|View of Cleveland & Lake Erie from my former corner office|
What's interesting about being in my position is that it didn't come about in a 'conventional' way -- if there is a such thing. What I mean is that even though I work in a shrinking industry (journalism) during a massive recession, neither of those things were responsible for my job loss. In fact, my own ambition and desire to climb may have as much to do with it as anything. Let me explain.
Two years ago I worked for the Cincinnati Enquirer as a business reporter covering Procter & Gamble, the biggest company in a town with several Fortune 500 headquarters. In my early 30s, I'd say I had done well building my career; decent enough that my blog had a nice following, I was freelancing cover stories for major magazines and national TV and radio outlets regularly called me for commentary.
Still, journalists were getting fired left and right, I'd recently had a setback at work and a bunch of people at my company were being laid off. On top of that, my goal was never to write for anyone else forever: I wanted to be a magazine editor, to have a gig that came with a bigger following and management experience I could apply when I struck out on my own as an entrepreneur.
Then the call came: a magazine in Cleveland needed a new top editor and their headhunter got my name from an editor I'd worked with in NYC. Was I interested? Unsure at first, I got advice from family, mentors and my then significant other, then packed up and moved to Cleveland. A nonprofit operation whose funders were losing faith, my job was to use what I'd learned about management to turn the place around. And boy did I try.
In the ensuing two years we got some of the highest praise for our editorial content we'd ever gotten. Our audience loved what we were doing. We even took home some major journalism awards; one of my commentaries narrowly lost one contest to Earl G. Graves, founder of the much larger Black Enterprise, one of my role models in this business. I took the nomination as a victory.

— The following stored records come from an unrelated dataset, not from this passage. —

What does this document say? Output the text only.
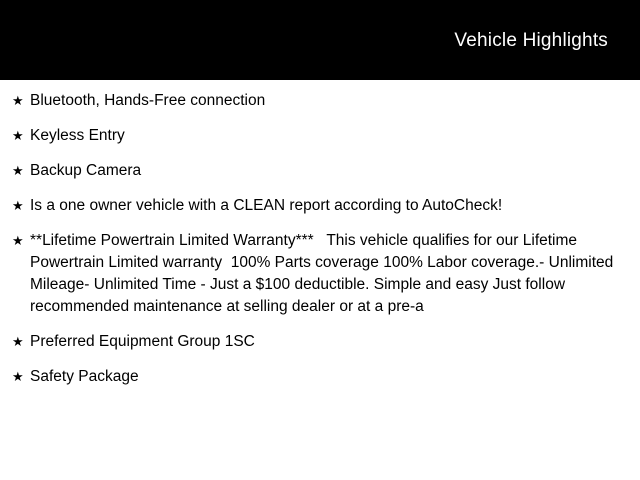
Vehicle Highlights
★ Bluetooth, Hands-Free connection
★ Keyless Entry
★ Backup Camera
★ Is a one owner vehicle with a CLEAN report according to AutoCheck!
★ **Lifetime Powertrain Limited Warranty***   This vehicle qualifies for our Lifetime Powertrain Limited warranty  100% Parts coverage 100% Labor coverage.- Unlimited Mileage- Unlimited Time - Just a $100 deductible. Simple and easy Just follow recommended maintenance at selling dealer or at a pre-a
★ Preferred Equipment Group 1SC
★ Safety Package
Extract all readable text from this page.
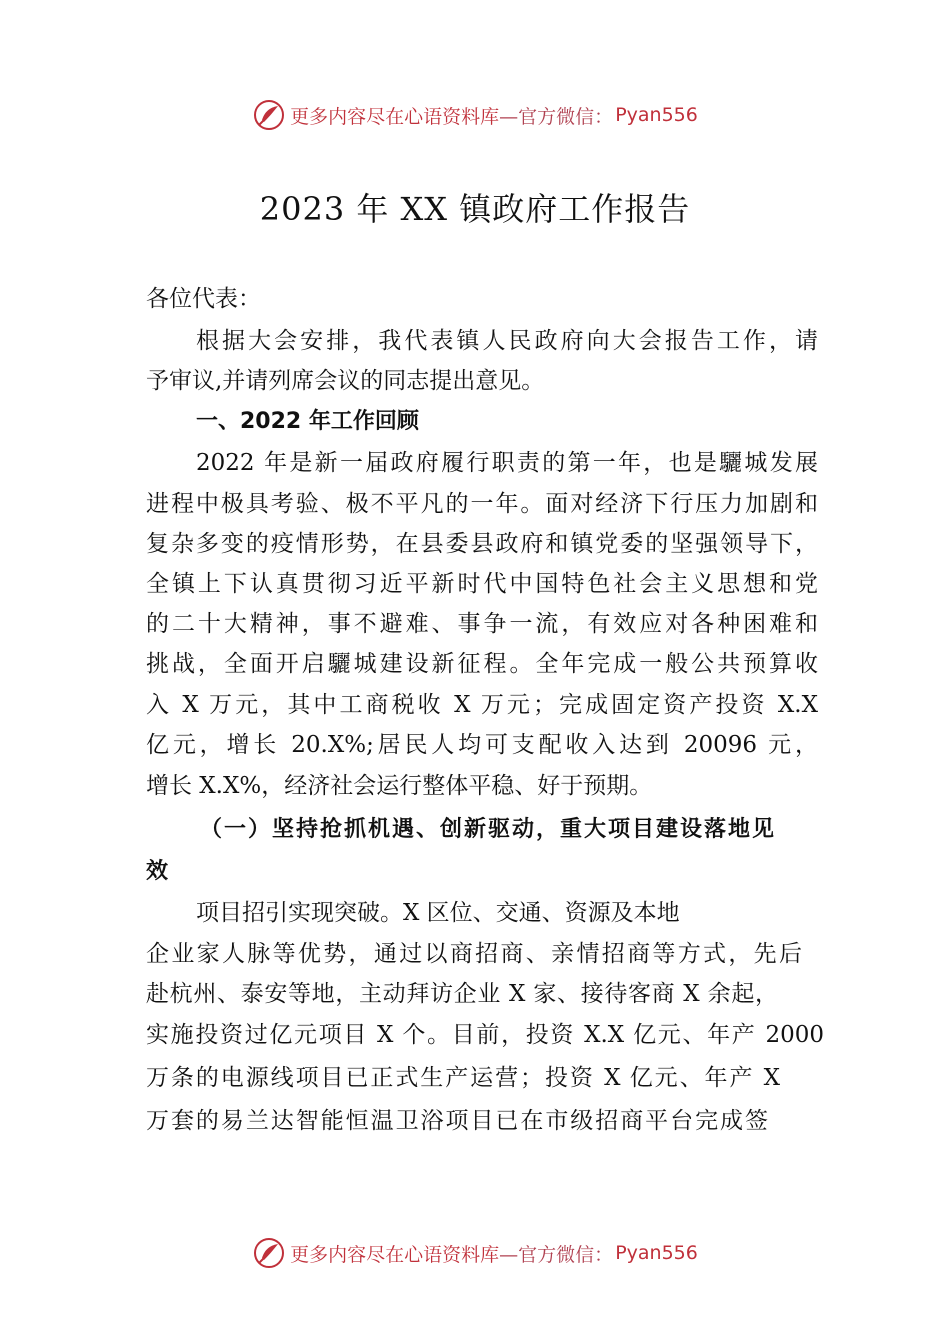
更多内容尽在心语资料库 —官方微信： Pyan556
2023 年 XX 镇政府工作报告
各位代表：
根据大会安排，我代表镇人民政府向大会报告工作，请
予审议,并请列席会议的同志提出意见。
一、2022 年工作回顾
2022 年是新一届政府履行职责的第一年，也是驪城发展
进程中极具考验、极不平凡的一年。面对经济下行压力加剧和
复杂多变的疫情形势，在县委县政府和镇党委的坚强领导下，
全镇上下认真贯彻习近平新时代中国特色社会主义思想和党
的二十大精神，事不避难、事争一流，有效应对各种困难和
挑战，全面开启驪城建设新征程。全年完成一般公共预算收
入 X 万元，其中工商税收 X 万元；完成固定资产投资 X.X
亿元，增长 20.X%;居民人均可支配收入达到 20096 元，
增长 X.X%，经济社会运行整体平稳、好于预期。
（一）坚持抢抓机遇、创新驱动，重大项目建设落地见
效
项目招引实现突破。X 区位、交通、资源及本地
企业家人脉等优势，通过以商招商、亲情招商等方式，先后
赴杭州、泰安等地，主动拜访企业 X 家、接待客商 X 余起，
实施投资过亿元项目 X 个。目前，投资 X.X 亿元、年产 2000
万条的电源线项目已正式生产运营；投资 X 亿元、年产 X
万套的易兰达智能恒温卫浴项目已在市级招商平台完成签
更多内容尽在心语资料库 —官方微信： Pyan556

The business side was a different story. I had a staff of four valiantly doing the work of at least twice as many people. My title was editor, by my responsibilities were more like editor/publisher/development officer/marketing and circulation guru. Our funders said how much they loved our work, but the love didn't come with a commitment to extend our funding. I closed our office in favor of telecommuting last August to save money, and we shut down for good Dec. 31. As trying as it's been for me, my biggest lament was for my three colleagues who lost their jobs.
So why post about this on a blog where I usually answer questions about personal finance and the economy? Well, because some of the lessons I learned have universal application for anyone climbing a career ladder, or stumbling down a couple rungs. When I was in Cincinnati, the paper's executive editor told me he had to take detours to smaller markets and off the beaten path in order to land in the big chair. I didn't forget that when Cleveland called, and neither should you when you get a similar call. To paraphrase another mentor: companies, no matter how small, don't call you looking for chief executives every day.

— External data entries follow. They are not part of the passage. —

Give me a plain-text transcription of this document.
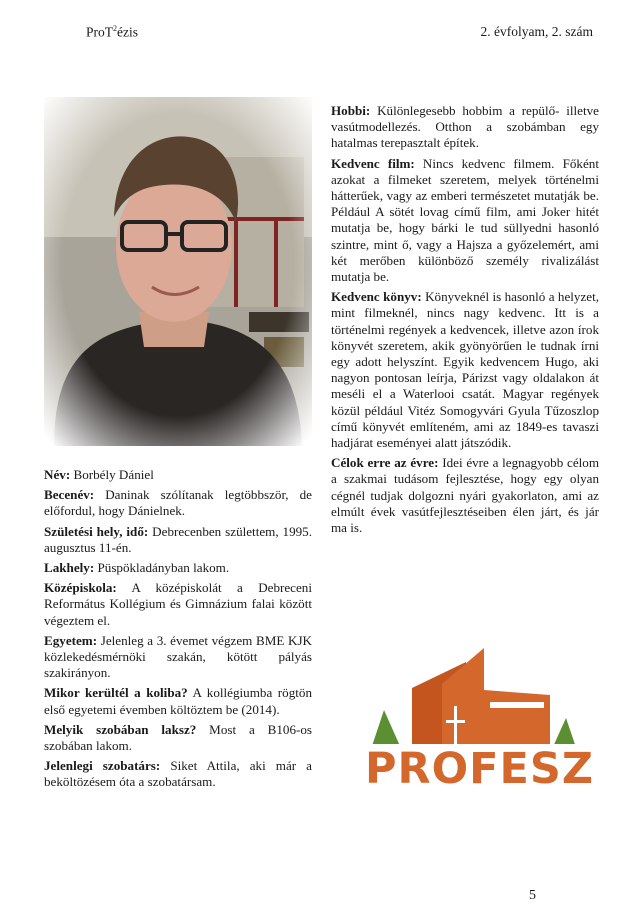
ProT$^2$ézis	2. évfolyam, 2. szám

Név: Borbély Dániel

Becenév: Daninak szólítanak legtöbbször, de előfordul, hogy Dánielnek.

Születési hely, idő: Debrecenben születtem, 1995. augusztus 11-én.

Lakhely: Püspökladányban lakom.

Középiskola: A középiskolát a Debreceni Református Kollégium és Gimnázium falai között végeztem el.

Egyetem: Jelenleg a 3. évemet végzem BME KJK közlekedésmérnöki szakán, kötött pályás szakirányon.

Mikor kerültél a koliba? A kollégiumba rögtön első egyetemi évemben költöztem be (2014).

Melyik szobában laksz? Most a B106-os szobában lakom.

Jelenlegi szobatárs: Siket Attila, aki már a beköltözésem óta a szobatársam.

Hobbi: Különlegesebb hobbim a repülő- illetve vasútmodellezés. Otthon a szobámban egy hatalmas terepasztalt építek.

Kedvenc film: Nincs kedvenc filmem. Főként azokat a filmeket szeretem, melyek történelmi hátterűek, vagy az emberi természetet mutatják be. Például A sötét lovag című film, ami Joker hitét mutatja be, hogy bárki le tud süllyedni hasonló szintre, mint ő, vagy a Hajsza a győzelemért, ami két merőben különböző személy rivalizálást mutatja be.

Kedvenc könyv: Könyveknél is hasonló a helyzet, mint filmeknél, nincs nagy kedvenc. Itt is a történelmi regények a kedvencek, illetve azon írok könyvét szeretem, akik gyönyörűen le tudnak írni egy adott helyszínt. Egyik kedvencem Hugo, aki nagyon pontosan leírja, Párizst vagy oldalakon át meséli el a Waterlooi csatát. Magyar regények közül például Vitéz Somogyvári Gyula Tűzoszlop című könyvét említeném, ami az 1849-es tavaszi hadjárat eseményei alatt játszódik.

Célok erre az évre: Idei évre a legnagyobb célom a szakmai tudásom fejlesztése, hogy egy olyan cégnél tudjak dolgozni nyári gyakorlaton, ami az elmúlt évek vasútfejlesztéseiben élen járt, és jár ma is.

PROFESZ
5
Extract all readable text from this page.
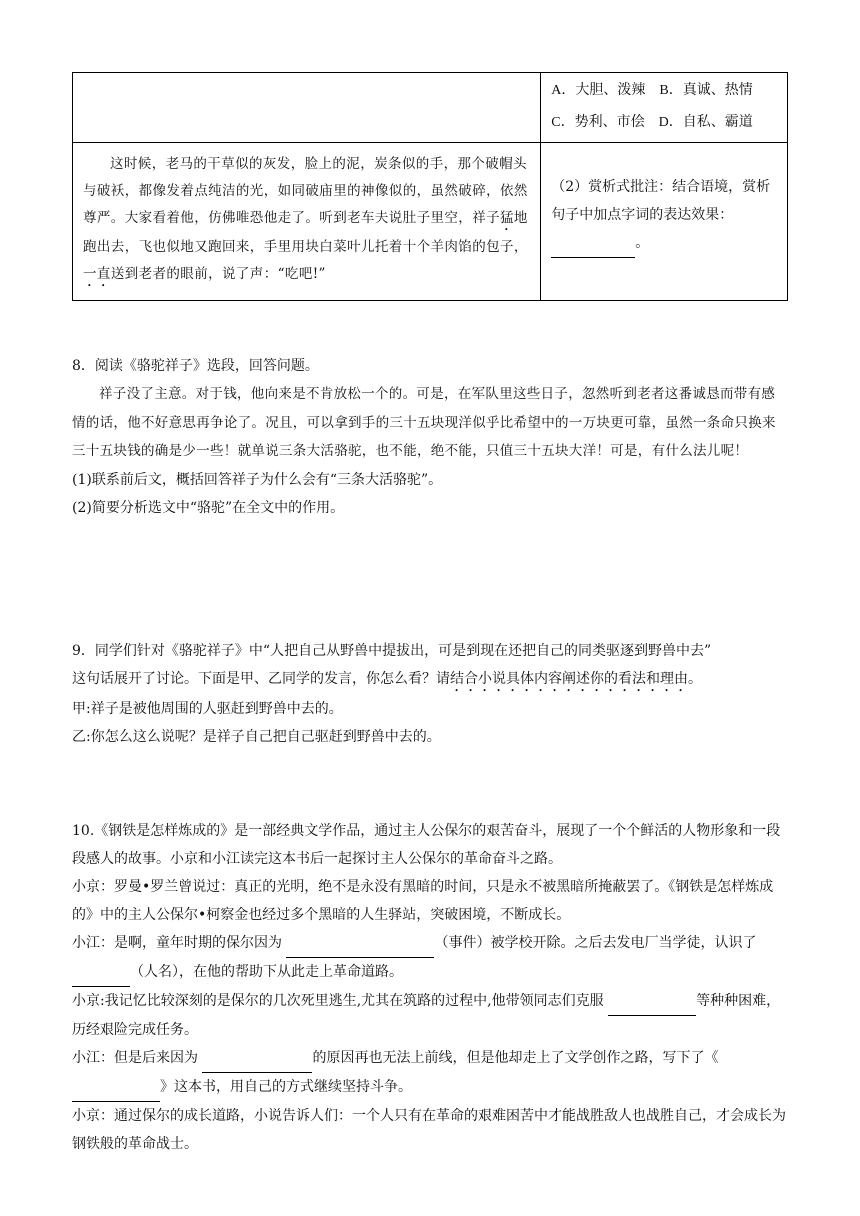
	A．大胆、泼辣 B．真诚、热情
C．势利、市侩 D．自私、霸道

这时候，老马的干草似的灰发，脸上的泥，炭条似的手，那个破帽头与破袄，都像发着点纯洁的光，如同破庙里的神像似的，虽然破碎，依然尊严。大家看着他，仿佛唯恐他走了。听到老车夫说肚子里空，祥子猛地跑出去，飞也似地又跑回来，手里用块白菜叶儿托着十个羊肉馅的包子，一直送到老者的眼前，说了声：“吃吧!”	（2）赏析式批注：结合语境，赏析句子中加点字词的表达效果： 。
8．阅读《骆驼祥子》选段，回答问题。
祥子没了主意。对于钱，他向来是不肯放松一个的。可是，在军队里这些日子，忽然听到老者这番诚恳而带有感情的话，他不好意思再争论了。况且，可以拿到手的三十五块现洋似乎比希望中的一万块更可靠，虽然一条命只换来三十五块钱的确是少一些！就单说三条大活骆驼，也不能，绝不能，只值三十五块大洋！可是，有什么法儿呢！
(1)联系前后文，概括回答祥子为什么会有“三条大活骆驼”。
(2)简要分析选文中“骆驼”在全文中的作用。
9．同学们针对《骆驼祥子》中“人把自己从野兽中提拔出，可是到现在还把自己的同类驱逐到野兽中去”
这句话展开了讨论。下面是甲、乙同学的发言，你怎么看？请结合小说具体内容阐述你的看法和理由。
甲:祥子是被他周围的人驱赶到野兽中去的。
乙:你怎么这么说呢？是祥子自己把自己驱赶到野兽中去的。
10.《钢铁是怎样炼成的》是一部经典文学作品，通过主人公保尔的艰苦奋斗，展现了一个个鲜活的人物形象和一段段感人的故事。小京和小江读完这本书后一起探讨主人公保尔的革命奋斗之路。
小京：罗曼•罗兰曾说过：真正的光明，绝不是永没有黑暗的时间，只是永不被黑暗所掩蔽罢了。《钢铁是怎样炼成的》中的主人公保尔•柯察金也经过多个黑暗的人生驿站，突破困境，不断成长。
小江：是啊，童年时期的保尔因为	（事件）被学校开除。之后去发电厂当学徒，认识了  （人名），在他的帮助下从此走上革命道路。
小京:我记忆比较深刻的是保尔的几次死里逃生,尤其在筑路的过程中,他带领同志们克服	等种种困难，历经艰险完成任务。
小江：但是后来因为	的原因再也无法上前线，但是他却走上了文学创作之路，写下了《 》这本书，用自己的方式继续坚持斗争。
小京：通过保尔的成长道路，小说告诉人们：一个人只有在革命的艰难困苦中才能战胜敌人也战胜自己，才会成长为钢铁般的革命战士。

On the other hand, I learned how important it is to do due diligence on new employers, especially when stepping into an executive role. Had my mouth not watered so much at landing that beautiful corner office with a spectacular view, I might have discovered how dire the management and financial situations were at the magazine (although, honestly, I still would have taken the job).
There were plenty of other lessons, but the last one I'll share comes out of losing the job: It's not the end. As many daily postmortems as I subject myself to about what I could've done to save the place, ultimately none of them matter. Nor does my frustration and anxiety over what's next. What matters is I gained, in two years, a ton of experience that many other people my age don't have. No one can take from me that at 31, I sat in the big chair, even if it was in a small shop. By 33, I'd grown totally into that chair and with my 34th birthday just days behind me, the challenge now is to figure out how to parlay all those lessons into the next big opportunity.
And the thing to remember, if you've lost your gig like I have, is that that opportunity is coming. The only question is whether you'll be ready to recognize it when it does.